SCISSORGUN - ALL YOU LOVE IS NEED - ALBUM REVIEW

Scissorgun - All You Love Is Need - Aural Assault - Out 19th June 2020

Psychedelic post-industrialists Scissorgun have just one previous release to their name, a 10" EP and (coincidentally) an album by Crispy Ambulance. Founder Alan Hempsall of said former Factory band is one-half of this duo alongside synthesist Dave Clarkson of Spectral Bazaar and the noise they make is as engaging as it is occasionally disorientating, beautiful and cacophonous.

All You Love Is Need is something of a statement. As the enclosed notes confirm, "the album refects a subliminal shift in people's perceptions of global events... we work to subvert the narrative, whilst keeping close to the one thing that unites us all - hope." Thus, All You Love Is Need is reliant on mood, very few lyrics and a latent energy just boiling over on occasion or at least never far from the surface.
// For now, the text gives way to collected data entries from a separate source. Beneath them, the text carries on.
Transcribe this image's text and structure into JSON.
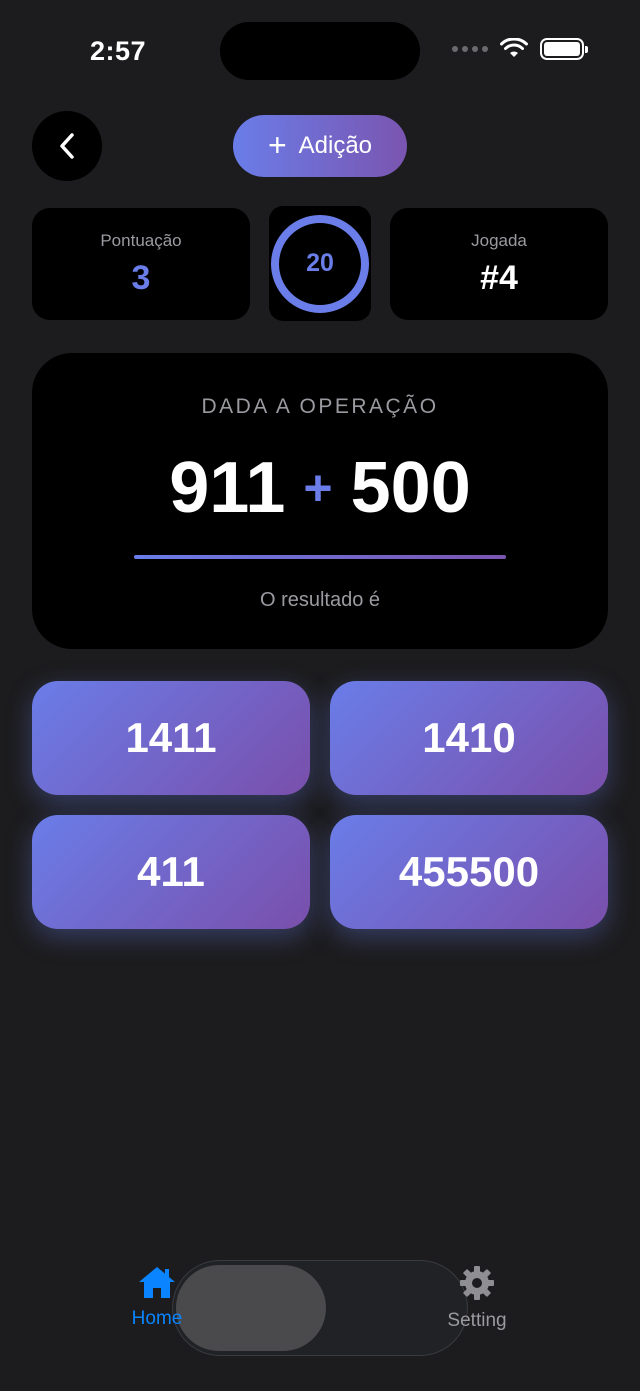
{
  "status_bar": {
    "time": "2:57"
  },
  "header": {
    "operation_label": "Adição"
  },
  "stats": {
    "score_label": "Pontuação",
    "score_value": "3",
    "timer_value": "20",
    "round_label": "Jogada",
    "round_value": "#4"
  },
  "operation": {
    "caption": "DADA A OPERAÇÃO",
    "operand_a": "911",
    "operator": "+",
    "operand_b": "500",
    "result_label": "O resultado é"
  },
  "answers": [
    "1411",
    "1410",
    "411",
    "455500"
  ],
  "tabbar": {
    "home_label": "Home",
    "setting_label": "Setting"
  },
  "colors": {
    "accent": "#6a7de8",
    "gradient_end": "#7a55b0",
    "tab_active": "#0a84ff",
    "background": "#1c1c1e"
  }
}
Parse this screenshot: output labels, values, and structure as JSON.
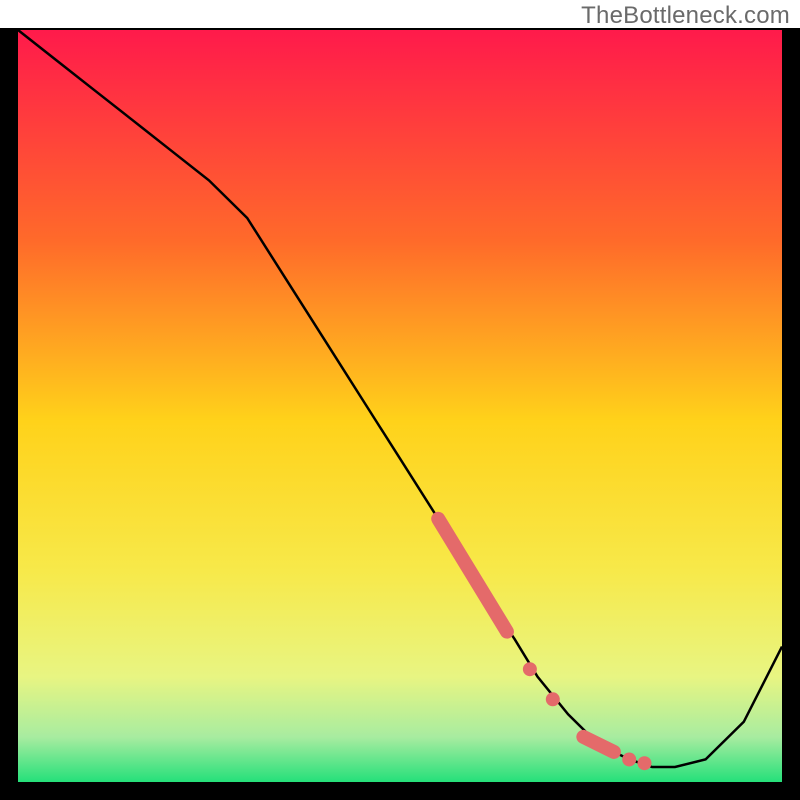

Opener Terminal Velocity (Syncing) and elegaic mid-set thumper Bruise sound like Dua Lipa or Nicki Minaj on quaaludes with 808 State acting as chemists, a sort of Kraft-Twerk for the disenfranchised straight from the hips. Elsewhere there's funereal post-rock and groove in the form of highlight Hybrid Threat and the sub-sonic ambient Dark Routines, interspersed with shorter atmospheric trinkets Station Drift pts 1 and 2 and the squally quadrophonic Forensic Dub.

If they unearth a chunk of portentous Black Mirror outtakes anytime soon, you wouldn't bet against Scissorgun being the main soundtrack protagonists. The tracks here are by turns disturbing, insistent, trancelike and downright odd - but that's Hempsall and Clarkson's charm, their u.s.p., their modus operandi. In these times, all you might need is All You Love Is Need.